Status Checks: AWS Lightsail's automated health checks (TCP connectivity and instance reachability) reported zero failures in the preceding 2 hours.
Session Activity: The daemon consumed 3 of its 5 daily sessions on May 13. Session 2 completed successfully and generated a meaningful task (blocking issues on the e-signature and crew page generator). Sessions 1 and 3 exited with code 1 after hitting the 30-turn Claude API limit.

The OAuth Token Failure: Root Cause and Impact

The port_sheet_sync.py script failed consistently with:

[port-sheet] token error: HTTP Error 400: Bad Request

Every 30-minute execution since at least 17:00 UTC on May 13 produced this error. This indicates that the stored Google OAuth token (likely a refresh token) had expired or been revoked. The script authenticates to the Google Sheets API to sync booking data captured through the BookingAutomation.gs Apps Script bound to the QOS booking form.

Impact Chain:

Booking data from the Jada form is no longer syncing to the master sheet in real time.
The JADA daemon's task queue depends on clean data flow; incomplete syncs can leave stale task status.
Port forwarding sheet updates—critical for crew logistics—have been blocked for approximately 8+ hours.

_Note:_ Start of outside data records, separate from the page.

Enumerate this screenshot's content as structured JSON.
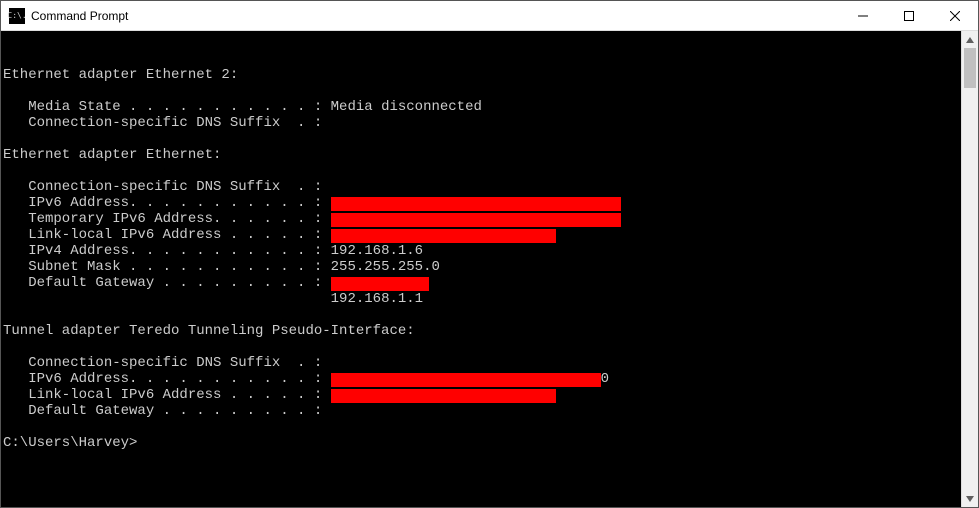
{
  "window": {
    "title": "Command Prompt",
    "icon_text": "C:\\."
  },
  "term": {
    "blank": "",
    "sec1_head": "Ethernet adapter Ethernet 2:",
    "sec1_media": "   Media State . . . . . . . . . . . : ",
    "sec1_media_val": "Media disconnected",
    "sec1_dns": "   Connection-specific DNS Suffix  . :",
    "sec2_head": "Ethernet adapter Ethernet:",
    "sec2_dns": "   Connection-specific DNS Suffix  . :",
    "sec2_ipv6": "   IPv6 Address. . . . . . . . . . . : ",
    "sec2_tmp": "   Temporary IPv6 Address. . . . . . : ",
    "sec2_ll": "   Link-local IPv6 Address . . . . . : ",
    "sec2_ipv4": "   IPv4 Address. . . . . . . . . . . : ",
    "sec2_ipv4_val": "192.168.1.6",
    "sec2_mask": "   Subnet Mask . . . . . . . . . . . : ",
    "sec2_mask_val": "255.255.255.0",
    "sec2_gw": "   Default Gateway . . . . . . . . . : ",
    "sec2_gw_pad": "                                       ",
    "sec2_gw_val": "192.168.1.1",
    "sec3_head": "Tunnel adapter Teredo Tunneling Pseudo-Interface:",
    "sec3_dns": "   Connection-specific DNS Suffix  . :",
    "sec3_ipv6": "   IPv6 Address. . . . . . . . . . . : ",
    "sec3_ipv6_trail": "0",
    "sec3_ll": "   Link-local IPv6 Address . . . . . : ",
    "sec3_gw": "   Default Gateway . . . . . . . . . :",
    "prompt": "C:\\Users\\Harvey>"
  }
}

The 30-Turn Limit: Context and Trade-offs

Two of today's three agent sessions exited with code 1 after reaching Claude's 30-turn conversation limit. This isn't a service failure; rather, it's a constraint of the agentic orchestration design. Each turn represents a Claude API call; 30 turns is a cost and latency control mechanism.

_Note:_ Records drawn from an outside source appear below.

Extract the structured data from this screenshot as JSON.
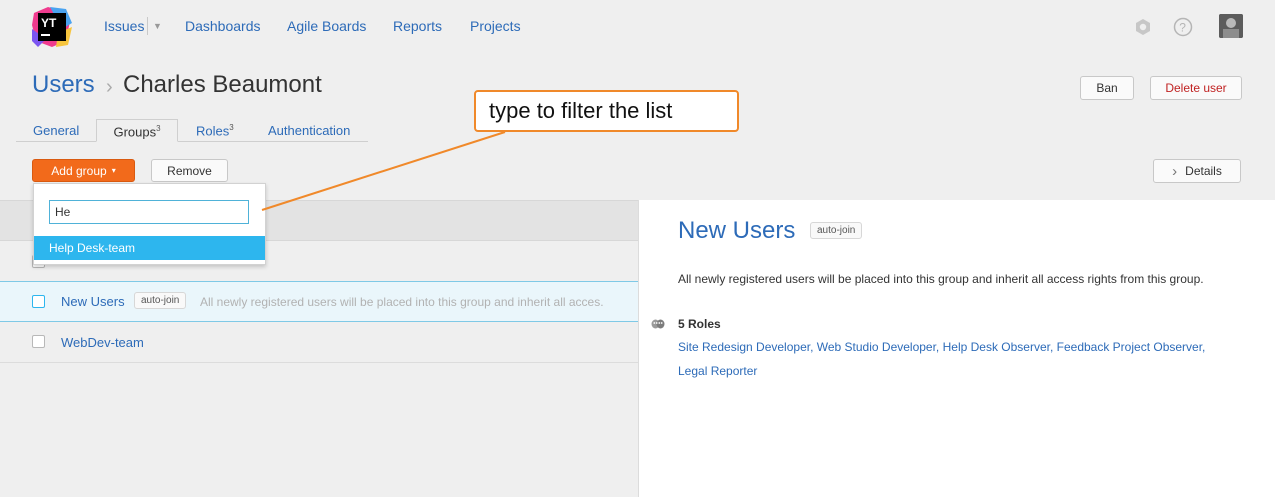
{
  "nav": {
    "issues": "Issues",
    "dashboards": "Dashboards",
    "agile_boards": "Agile Boards",
    "reports": "Reports",
    "projects": "Projects",
    "logo_text": "YT"
  },
  "breadcrumb": {
    "root": "Users",
    "separator": "›",
    "current": "Charles Beaumont"
  },
  "actions": {
    "ban": "Ban",
    "delete_user": "Delete user"
  },
  "tabs": [
    {
      "label": "General",
      "count": ""
    },
    {
      "label": "Groups",
      "count": "3"
    },
    {
      "label": "Roles",
      "count": "3"
    },
    {
      "label": "Authentication",
      "count": ""
    }
  ],
  "toolbar": {
    "add_group": "Add group",
    "add_group_caret": "▾",
    "remove": "Remove",
    "details": "Details",
    "details_chevron": "›"
  },
  "dropdown": {
    "filter_value": "He",
    "item": "Help Desk-team"
  },
  "groups": [
    {
      "name": "New Users",
      "badge": "auto-join",
      "description": "All newly registered users will be placed into this group and inherit all acces."
    },
    {
      "name": "WebDev-team",
      "badge": "",
      "description": ""
    }
  ],
  "details": {
    "title": "New Users",
    "badge": "auto-join",
    "description": "All newly registered users will be placed into this group and inherit all access rights from this group.",
    "roles_count": "5 Roles",
    "roles_line1": "Site Redesign Developer, Web Studio Developer, Help Desk Observer, Feedback Project Observer,",
    "roles_line2": "Legal Reporter"
  },
  "annotation": {
    "text": "type to filter the list"
  },
  "colors": {
    "accent": "#2d6bb8",
    "add_button": "#f26a1b",
    "highlight": "#2db6ee",
    "callout_border": "#f0892a",
    "delete": "#c02222"
  }
}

Why this limit exists: Without it, a single complex task could spiral into 100+ API calls, inflating costs and increasing latency. The limit forces task decomposition and encourages the daemon to offload work into discrete, completable units.

Observed behavior: Session 2 (which completed successfully) processed a task within the turn budget and generated a follow-up task for manual human intervention. Sessions 1 and 3, which hit the limit, likely attempted more complex multi-step orchestrations that exceeded the budget. The daemon continued running and picked up new tasks at the next polling cycle, so there's no hard failure—just incomplete task processing.

Infrastructure Components Involved

Lightsail Instance: jada-agent in us-east-1, running systemd-managed jada-agent.service
Scripts:
- /Users/cb/Documents/repos/tools/auth_ga.py — Google Analytics authentication utility
- port_sheet_sync.py — 30-minute sync loop to Google Sheets API
- BookingAutomation.gs — Apps Script on the QOS Google Form, triggers booking events
AWS Services: Lightsail API for temporary SSH credentials, CloudWatch Metrics for CPU/memory/disk
Google Services: Sheets API, OAuth 2.0 credential flow

Key Decisions Made

Temporary SSH Over Persistent Keys: Using the Lightsail API to generate one-time credentials instead of storing the private key on disk reduces key sprawl and improves auditability.
Metrics-Driven Assessment: Rather than relying on service status alone, we pulled CPU, memory, disk, and status check metrics to paint a complete picture of daemon health.
Token Expiration as a Known Failure Mode: Google OAuth tokens expire by design. The remediation path is to re-authenticate the port_sheet_sync.py script with fresh credentials, likely via a CLI auth flow stored securely in the deployment environment.

Remediation Path Forward

Two action items emerge:

Re-authenticate port_sheet_sync.py: Run the Google OAuth flow for the dangerouscentaur@gmail.com account (or whichever account owns the booking sheet), capture the new refresh token, and update the stored credential in the Lightsail instance environment (likely in a repos.env file or secrets management system).
Monitor 30-Turn Exits: If turn-limit exits become a recurring blocker, consider either increasing the per-session limit, breaking complex tasks into smaller async units, or implementing a resumption mechanism where incomplete tasks are automatically re-queued.

The daemon itself is healthy and performant. The failure is isolated to external credential management—a solvable problem with a clear remediation path.